Page Six honcho Richard Johnson, who resides in Hampton Bays, was among the first to arrive. He looked like he had just walked out of a screening of "The Sorrow and the Pity." "That was the longest beheading scene ever!" he said. Johnson was accompanied by his hobbledehoy son and a svelte blond nanny who wasn't much older but was suspiciously beautiful. Richard sat in the backyard garden, which is kind of like the kiddie table at the seder.

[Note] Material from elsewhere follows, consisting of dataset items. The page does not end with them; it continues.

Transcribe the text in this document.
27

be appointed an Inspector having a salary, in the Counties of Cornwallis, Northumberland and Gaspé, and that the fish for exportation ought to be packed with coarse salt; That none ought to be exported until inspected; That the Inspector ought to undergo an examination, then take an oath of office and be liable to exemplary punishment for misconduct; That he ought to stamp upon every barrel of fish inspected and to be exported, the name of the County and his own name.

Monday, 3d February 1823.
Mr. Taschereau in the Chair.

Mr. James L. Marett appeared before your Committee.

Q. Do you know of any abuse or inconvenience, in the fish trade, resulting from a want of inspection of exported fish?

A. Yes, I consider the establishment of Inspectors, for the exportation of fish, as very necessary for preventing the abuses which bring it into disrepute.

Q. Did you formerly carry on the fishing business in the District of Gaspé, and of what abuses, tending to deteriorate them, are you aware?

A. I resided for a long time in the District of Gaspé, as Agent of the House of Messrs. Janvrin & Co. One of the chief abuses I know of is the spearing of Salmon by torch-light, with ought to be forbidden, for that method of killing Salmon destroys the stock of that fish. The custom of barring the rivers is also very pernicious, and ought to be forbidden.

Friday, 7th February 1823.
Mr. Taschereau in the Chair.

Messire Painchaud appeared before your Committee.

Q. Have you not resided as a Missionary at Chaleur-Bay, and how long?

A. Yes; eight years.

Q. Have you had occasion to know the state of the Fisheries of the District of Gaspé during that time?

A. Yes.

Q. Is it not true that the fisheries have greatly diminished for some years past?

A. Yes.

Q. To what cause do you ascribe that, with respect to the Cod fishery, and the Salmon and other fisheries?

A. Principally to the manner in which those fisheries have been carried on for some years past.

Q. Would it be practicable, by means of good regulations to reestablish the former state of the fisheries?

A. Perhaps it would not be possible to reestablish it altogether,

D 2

A table of beautiful Argentinean models sat at table 17. Among them was Delfina Blaquier, the wife of star polo player Ignacio "Nacho" Figuera, the polo player. They hadn't seen the movie either. But we all agreed to say that it was "action-packed."

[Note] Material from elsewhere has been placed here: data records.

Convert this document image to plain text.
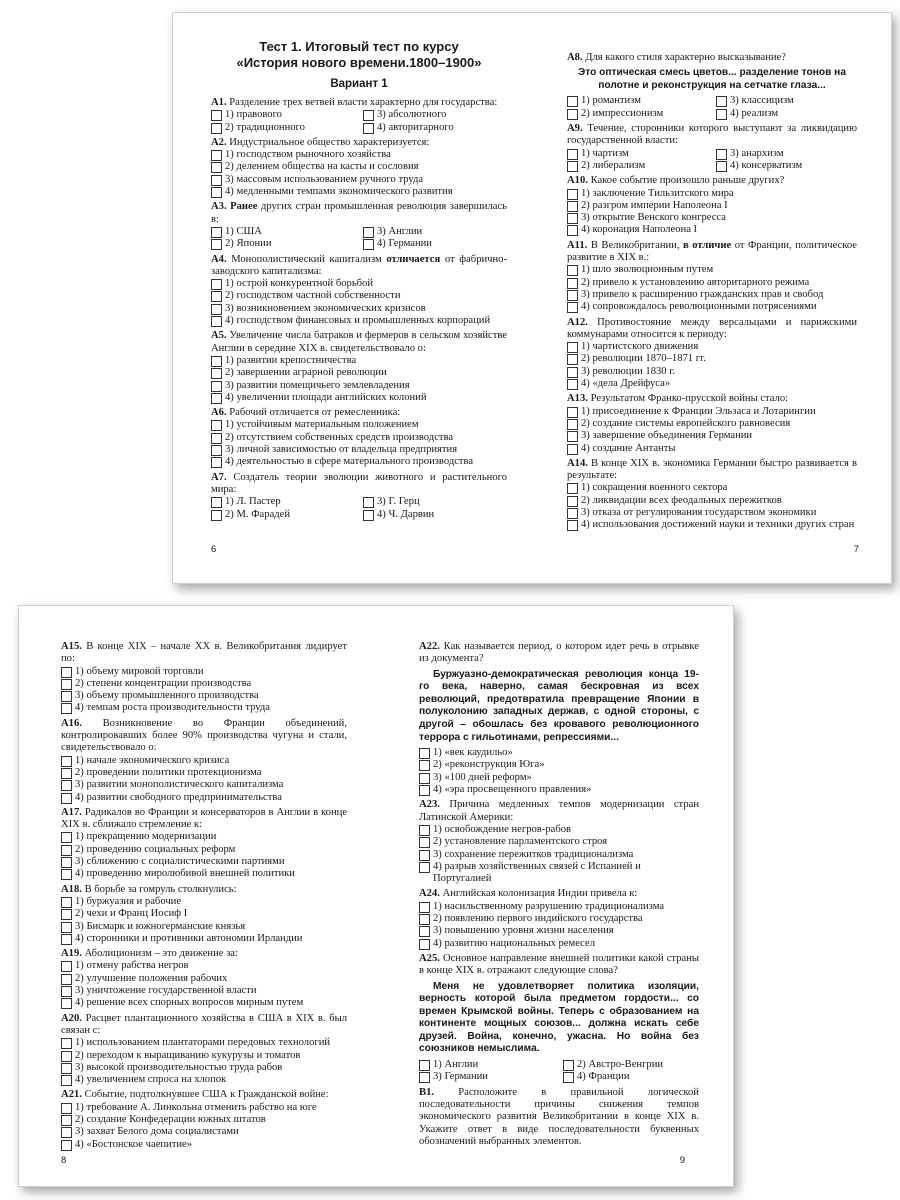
Тест 1. Итоговый тест по курсу
«История нового времени.1800–1900»
Вариант 1
А1. Разделение трех ветвей власти характерно для государства:
1) правового	3) абсолютного
2) традиционного	4) авторитарного
А2. Индустриальное общество характеризуется:
1) господством рыночного хозяйства
2) делением общества на касты и сословия
3) массовым использованием ручного труда
4) медленными темпами экономического развития
А3. Ранее других стран промышленная революция завершилась в:
1) США	3) Англии
2) Японии	4) Германии
А4. Монополистический капитализм отличается от фабрично-заводского капитализма:
1) острой конкурентной борьбой
2) господством частной собственности
3) возникновением экономических кризисов
4) господством финансовых и промышленных корпораций
А5. Увеличение числа батраков и фермеров в сельском хозяйстве Англии в середине XIX в. свидетельствовало о:
1) развитии крепостничества
2) завершении аграрной революции
3) развитии помещичьего землевладения
4) увеличении площади английских колоний
А6. Рабочий отличается от ремесленника:
1) устойчивым материальным положением
2) отсутствием собственных средств производства
3) личной зависимостью от владельца предприятия
4) деятельностью в сфере материального производства
А7. Создатель теории эволюции животного и растительного мира:
1) Л. Пастер	3) Г. Герц
2) М. Фарадей	4) Ч. Дарвин
А8. Для какого стиля характерно высказывание?
Это оптическая смесь цветов... разделение тонов на полотне и реконструкция на сетчатке глаза...
1) романтизм	3) классицизм
2) импрессионизм	4) реализм
А9. Течение, сторонники которого выступают за ликвидацию государственной власти:
1) чартизм	3) анархизм
2) либерализм	4) консерватизм
А10. Какое событие произошло раньше других?
1) заключение Тильзитского мира
2) разгром империи Наполеона I
3) открытие Венского конгресса
4) коронация Наполеона I
А11. В Великобритании, в отличие от Франции, политическое развитие в XIX в.:
1) шло эволюционным путем
2) привело к установлению авторитарного режима
3) привело к расширению гражданских прав и свобод
4) сопровождалось революционными потрясениями
А12. Противостояние между версальцами и парижскими коммунарами относится к периоду:
1) чартистского движения
2) революции 1870–1871 гг.
3) революции 1830 г.
4) «дела Дрейфуса»
А13. Результатом Франко-прусской войны стало:
1) присоединение к Франции Эльзаса и Лотарингии
2) создание системы европейского равновесия
3) завершение объединения Германии
4) создание Антанты
А14. В конце XIX в. экономика Германии быстро развивается в результате:
1) сокращения военного сектора
2) ликвидации всех феодальных пережитков
3) отказа от регулирования государством экономики
4) использования достижений науки и техники других стран
6	7
А15. В конце XIX – начале XX в. Великобритания лидирует по:
1) объему мировой торговли
2) степени концентрации производства
3) объему промышленного производства
4) темпам роста производительности труда
А16. Возникновение во Франции объединений, контролировавших более 90% производства чугуна и стали, свидетельствовало о:
1) начале экономического кризиса
2) проведении политики протекционизма
3) развитии монополистического капитализма
4) развитии свободного предпринимательства
А17. Радикалов во Франции и консерваторов в Англии в конце XIX в. сближало стремление к:
1) прекращению модернизации
2) проведению социальных реформ
3) сближению с социалистическими партиями
4) проведению миролюбивой внешней политики
А18. В борьбе за гомруль столкнулись:
1) буржуазия и рабочие
2) чехи и Франц Иосиф I
3) Бисмарк и южногерманские князья
4) сторонники и противники автономии Ирландии
А19. Аболиционизм – это движение за:
1) отмену рабства негров
2) улучшение положения рабочих
3) уничтожение государственной власти
4) решение всех спорных вопросов мирным путем
А20. Расцвет плантационного хозяйства в США в XIX в. был связан с:
1) использованием плантаторами передовых технологий
2) переходом к выращиванию кукурузы и томатов
3) высокой производительностью труда рабов
4) увеличением спроса на хлопок
А21. Событие, подтолкнувшее США к Гражданской войне:
1) требование А. Линкольна отменить рабство на юге
2) создание Конфедерации южных штатов
3) захват Белого дома социалистами
4) «Бостонское чаепитие»
А22. Как называется период, о котором идет речь в отрывке из документа?
Буржуазно-демократическая революция конца 19-го века, наверно, самая бескровная из всех революций, предотвратила превращение Японии в полуколонию западных держав, с одной стороны, с другой – обошлась без кровавого революционного террора с гильотинами, репрессиями...
1) «век каудильо»
2) «реконструкция Юга»
3) «100 дней реформ»
4) «эра просвещенного правления»
А23. Причина медленных темпов модернизации стран Латинской Америки:
1) освобождение негров-рабов
2) установление парламентского строя
3) сохранение пережитков традиционализма
4) разрыв хозяйственных связей с Испанией и Португалией
А24. Английская колонизация Индии привела к:
1) насильственному разрушению традиционализма
2) появлению первого индийского государства
3) повышению уровня жизни населения
4) развитию национальных ремесел
А25. Основное направление внешней политики какой страны в конце XIX в. отражают следующие слова?
Меня не удовлетворяет политика изоляции, верность которой была предметом гордости... со времен Крымской войны. Теперь с образованием на континенте мощных союзов... должна искать себе друзей. Война, конечно, ужасна. Но война без союзников немыслима.
1) Англии	2) Австро-Венгрии
3) Германии	4) Франции
В1. Расположите в правильной логической последовательности причины снижения темпов экономического развития Великобритании в конце XIX в. Укажите ответ в виде последовательности буквенных обозначений выбранных элементов.
8	9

D.Scho was chatting with Sandra Ripert, the saucy wife of Le Bernardin's Eric Ripert. "Oh my God, he was calling me during the whole movie!" Sandra said. "He's in Aspen being a judge for 'Top Chef!'" Talk turned to the breakup of "Top Chef" hostess Padma Lakshmi and Salman Rushdie. "I knew the marriage was on the rocks," Sandra said. "We sat next to them during the Beard dinner. Padma was all like, 'What party are we going to hit up next?' and Salman said, 'We're not going to any parties. It's late!'"

Inside, Rick and Kathy Hilton had some salmon. And then we saw Julia Allison approach the table. But as the blur of cleavage and brown hair got closer, we realized it wasn't her at all, but instead her somewhat classier and more successful doppleganger, ABC News correspondent Gigi Stone. She was trying to work up the nerve to say something to Zucker. He was chatting with some old people a few tables away. "I know we have a special connection," she said. "But he is the boss of my rival station." They don't call them stations anymore though. Her breasts were large and overwhelming and pushed up. They would have been at Zucker's eye level.